Only Insert a Table to Sort or Organize Data

If someone using an assistive technology (AT) comes across a table "behind the scenes" (where a table is inserted and thus programmed into a document), they are expecting that the next thing being presented to them will be categorized data. If instead a table has been inserted simply as an easy way to control the document's visible layout – for instance, aligning blocks of text, images, or elements in a form – there might already be confusion. Not only is the basic expectation of organized data being thrown for a loop, but there is added complexity in making sure the "convenient layout" matches the intended reading order (part of document structure). In addition, should the resolution of the digital resource be altered, the desired appearance can unintentionally change. If you want to control your document's layout, you should avoid using a table and instead adopt formatting techniques, such as column and section breaks, to maintain the correct reading order while adhering as closely as possible to the desired display.

Identify a Table's Header Row (and Repeat the Header Row)

A table is typically read left-to-right and top-to-bottom, but it truly depends on the common habits – specifically the default text directionality – of the person reading the resource. For many of us, we take for granted that the top-most row will be read left-to-right and is the one that identifies what's being sorted in the rows and columns underneath. But that misperception is based on both our ability to visibly discern a table and on our presumption that it should be read in a manner that is familiar to our own cultural norms.

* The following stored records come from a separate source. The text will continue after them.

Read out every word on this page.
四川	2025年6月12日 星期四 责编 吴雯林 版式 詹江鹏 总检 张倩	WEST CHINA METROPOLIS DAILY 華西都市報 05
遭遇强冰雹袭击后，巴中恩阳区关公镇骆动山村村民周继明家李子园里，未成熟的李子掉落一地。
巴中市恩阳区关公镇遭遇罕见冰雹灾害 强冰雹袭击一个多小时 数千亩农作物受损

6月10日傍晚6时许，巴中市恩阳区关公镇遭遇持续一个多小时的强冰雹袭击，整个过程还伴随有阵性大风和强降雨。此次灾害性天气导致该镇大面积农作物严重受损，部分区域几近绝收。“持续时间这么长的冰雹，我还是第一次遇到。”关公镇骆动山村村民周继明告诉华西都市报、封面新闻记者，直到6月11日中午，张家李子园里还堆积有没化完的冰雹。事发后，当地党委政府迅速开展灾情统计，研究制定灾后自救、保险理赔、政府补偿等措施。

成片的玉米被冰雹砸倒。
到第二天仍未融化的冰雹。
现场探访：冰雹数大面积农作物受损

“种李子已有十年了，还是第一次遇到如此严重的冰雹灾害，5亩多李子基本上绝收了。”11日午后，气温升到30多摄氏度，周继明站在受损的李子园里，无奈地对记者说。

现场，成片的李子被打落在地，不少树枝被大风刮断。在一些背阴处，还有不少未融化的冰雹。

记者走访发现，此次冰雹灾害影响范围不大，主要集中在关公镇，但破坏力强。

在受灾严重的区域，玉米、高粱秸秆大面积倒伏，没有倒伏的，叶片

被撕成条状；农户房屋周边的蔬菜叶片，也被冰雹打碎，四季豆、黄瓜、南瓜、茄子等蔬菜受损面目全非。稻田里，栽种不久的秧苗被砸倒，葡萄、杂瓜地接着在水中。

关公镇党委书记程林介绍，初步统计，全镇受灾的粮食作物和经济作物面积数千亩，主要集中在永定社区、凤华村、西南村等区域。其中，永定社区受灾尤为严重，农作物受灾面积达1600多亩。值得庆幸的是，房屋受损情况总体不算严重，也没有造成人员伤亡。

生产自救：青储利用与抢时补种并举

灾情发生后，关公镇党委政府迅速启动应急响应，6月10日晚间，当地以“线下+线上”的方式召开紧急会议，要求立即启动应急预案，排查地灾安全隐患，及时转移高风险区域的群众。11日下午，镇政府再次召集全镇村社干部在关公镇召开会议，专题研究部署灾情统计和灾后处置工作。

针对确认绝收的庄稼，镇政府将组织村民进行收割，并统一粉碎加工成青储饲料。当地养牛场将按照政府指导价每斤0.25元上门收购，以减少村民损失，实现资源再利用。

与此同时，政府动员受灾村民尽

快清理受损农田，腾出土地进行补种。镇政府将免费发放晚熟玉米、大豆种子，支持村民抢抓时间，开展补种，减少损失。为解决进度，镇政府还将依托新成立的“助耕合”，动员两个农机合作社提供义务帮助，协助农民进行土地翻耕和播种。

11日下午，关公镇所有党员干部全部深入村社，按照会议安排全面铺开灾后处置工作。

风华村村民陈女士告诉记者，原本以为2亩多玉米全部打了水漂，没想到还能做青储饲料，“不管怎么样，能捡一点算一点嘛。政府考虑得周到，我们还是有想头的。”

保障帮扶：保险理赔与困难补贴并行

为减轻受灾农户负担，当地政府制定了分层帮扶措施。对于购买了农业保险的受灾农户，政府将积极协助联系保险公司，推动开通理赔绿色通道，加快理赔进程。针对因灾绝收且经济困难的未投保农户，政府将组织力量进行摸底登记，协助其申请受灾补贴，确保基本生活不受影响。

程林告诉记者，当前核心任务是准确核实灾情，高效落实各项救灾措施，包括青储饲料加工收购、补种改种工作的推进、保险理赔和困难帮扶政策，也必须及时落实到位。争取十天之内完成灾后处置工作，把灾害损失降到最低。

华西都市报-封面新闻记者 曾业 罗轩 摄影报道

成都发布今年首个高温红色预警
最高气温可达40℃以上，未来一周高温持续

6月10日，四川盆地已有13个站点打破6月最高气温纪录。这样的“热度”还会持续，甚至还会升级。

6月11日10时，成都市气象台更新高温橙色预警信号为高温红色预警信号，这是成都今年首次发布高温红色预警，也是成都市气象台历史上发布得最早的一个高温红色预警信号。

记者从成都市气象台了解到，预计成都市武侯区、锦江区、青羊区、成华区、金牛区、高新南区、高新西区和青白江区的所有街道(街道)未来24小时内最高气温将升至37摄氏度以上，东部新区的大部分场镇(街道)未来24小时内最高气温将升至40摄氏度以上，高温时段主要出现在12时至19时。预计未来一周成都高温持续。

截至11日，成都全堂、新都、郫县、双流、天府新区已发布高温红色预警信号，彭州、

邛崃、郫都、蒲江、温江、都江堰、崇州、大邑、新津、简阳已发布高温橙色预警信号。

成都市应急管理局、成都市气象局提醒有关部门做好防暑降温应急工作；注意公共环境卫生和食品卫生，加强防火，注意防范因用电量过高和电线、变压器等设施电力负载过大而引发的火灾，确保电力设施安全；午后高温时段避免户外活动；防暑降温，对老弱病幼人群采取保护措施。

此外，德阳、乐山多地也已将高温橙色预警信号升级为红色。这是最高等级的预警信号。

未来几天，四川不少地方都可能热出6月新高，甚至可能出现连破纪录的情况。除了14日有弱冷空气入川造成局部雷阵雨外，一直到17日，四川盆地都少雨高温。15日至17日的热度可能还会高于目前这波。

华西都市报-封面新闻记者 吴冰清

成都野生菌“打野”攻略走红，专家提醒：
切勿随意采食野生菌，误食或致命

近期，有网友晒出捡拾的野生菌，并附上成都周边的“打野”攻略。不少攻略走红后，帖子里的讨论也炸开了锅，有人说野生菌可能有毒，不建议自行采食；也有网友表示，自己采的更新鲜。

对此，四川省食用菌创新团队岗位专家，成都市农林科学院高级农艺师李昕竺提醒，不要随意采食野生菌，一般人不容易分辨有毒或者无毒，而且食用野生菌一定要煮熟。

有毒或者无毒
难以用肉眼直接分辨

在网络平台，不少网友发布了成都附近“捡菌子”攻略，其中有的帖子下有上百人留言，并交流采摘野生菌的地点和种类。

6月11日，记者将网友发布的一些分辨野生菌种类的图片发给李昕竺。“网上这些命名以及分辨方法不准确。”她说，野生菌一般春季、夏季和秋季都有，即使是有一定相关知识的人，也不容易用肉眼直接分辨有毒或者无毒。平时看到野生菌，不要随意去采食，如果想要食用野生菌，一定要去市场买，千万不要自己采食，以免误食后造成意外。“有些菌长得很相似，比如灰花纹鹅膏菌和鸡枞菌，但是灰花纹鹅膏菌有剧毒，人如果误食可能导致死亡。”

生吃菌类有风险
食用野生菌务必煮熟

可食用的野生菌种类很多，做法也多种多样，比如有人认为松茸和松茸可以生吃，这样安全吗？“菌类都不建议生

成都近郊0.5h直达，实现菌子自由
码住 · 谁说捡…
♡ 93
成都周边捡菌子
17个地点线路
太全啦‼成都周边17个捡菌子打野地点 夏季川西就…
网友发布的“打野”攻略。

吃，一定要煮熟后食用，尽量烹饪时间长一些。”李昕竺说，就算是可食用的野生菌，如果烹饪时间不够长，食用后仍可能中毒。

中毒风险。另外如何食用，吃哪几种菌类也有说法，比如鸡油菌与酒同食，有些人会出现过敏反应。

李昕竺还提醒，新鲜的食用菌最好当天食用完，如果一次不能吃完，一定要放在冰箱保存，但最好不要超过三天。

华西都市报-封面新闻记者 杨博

When you identify the header row, you remove the presumptions and provide important information about the organized data in your table. Assistive technologies use this information to provide context to an end user, so the relationship between the data elements can be understood. It also ensures that the table will be read, or translated, in a logical order.

Additionally, when a table is displayed in a resource we need to make certain the organization of its data is obvious to everyone. This includes not just identifying the header row but making sure that the header row is repeated should a table continue onto another page; for example, when a document is in print preview. Since a table will never automatically continue beyond a single slide in Microsoft PowerPoint, there is no reason to format it so a header row is repeated. However, in Microsoft Word and Excel, this designation should always be made even if the table seems to "fit" on a single page when we create it. For instance, the person visually discerning our digital document may be doing so after increasing the font size, so all of the sudden the table extends to a second page when in print layout. Or the table may change placement or grow in its dimensions when our resource is edited in the future.

In newer versions of Microsoft Office, header rows are automatically added to tables. However, it still is worthwhile to make certain the correct row is identified – especially if the document's language and script isn't English. In addition, you still need to format a table to repeat its header row in the print layout for Word and Excel.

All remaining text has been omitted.